As bizarre and contradictory as it sounds, it is real-life state Supreme Court ruling that certainly seems to defy logic. The case involves an illegal immigrant from Mexico who suffered a stroke in 2006 and racked up a $187,000 medical bill at a hospital located in the state’s largest county—Ada County—with a population of about 300,000. The man, Javier Sandoval, was working for a landscaping company when he had the stroke and was taken to a Boise nonprofit hospital called St. Alphonsus Regional Medical Center.

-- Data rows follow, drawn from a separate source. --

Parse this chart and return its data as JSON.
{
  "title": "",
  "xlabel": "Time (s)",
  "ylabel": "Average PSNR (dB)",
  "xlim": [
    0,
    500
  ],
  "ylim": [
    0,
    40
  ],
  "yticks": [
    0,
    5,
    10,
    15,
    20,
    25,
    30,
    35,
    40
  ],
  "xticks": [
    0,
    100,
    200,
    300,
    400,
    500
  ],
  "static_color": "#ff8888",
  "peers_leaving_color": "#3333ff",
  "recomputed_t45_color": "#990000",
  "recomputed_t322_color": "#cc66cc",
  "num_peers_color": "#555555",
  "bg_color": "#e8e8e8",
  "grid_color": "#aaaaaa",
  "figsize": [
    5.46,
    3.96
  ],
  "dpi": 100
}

Unable to pay the exorbitant bill, the illegal immigrant applied for emergency medical indigent assistance from the county while he was still hospitalized. The county refused because Sandoval is an illegal immigrant and commissioners logically ruled that he could not be a legal resident of Idaho.
Desperate to get paid, hospital officials appealed the decision to county lawmakers who refused to budge and stood by their initial ruling. Then the hospital took its case to a district court, which sided with the county. Finally, the hospital appealed to the state Supreme Court.
In its 4-1 ruling Idaho’s High Court said that Ada County taxpayers must pick up the hefty tab for this illegal immigrant’s medical care simply because he lived in the state, even though he admitted entering the U.S. illegally on at least two occasions.
Still, the Idaho Supreme Court wrote that the Mexican man’s status as an undocumented alien does not affect the determination of whether he is a resident of Ada County. The concept of residency, the opinion says, does not distinguish between citizens and those who have entered this country illegally.
The dissenting justice, Warren Jones, wrote that it’s “anomalous” for the court to rule that “a person can be a resident of a place in which he has no legal right to be.” He further pointed out that because any illegal alien is subject to immediate deportation, Sandoval’s tenure in the U.S. can be nothing more than temporary. He compared Sandoval to a fugitive from justice who is on the run from the law.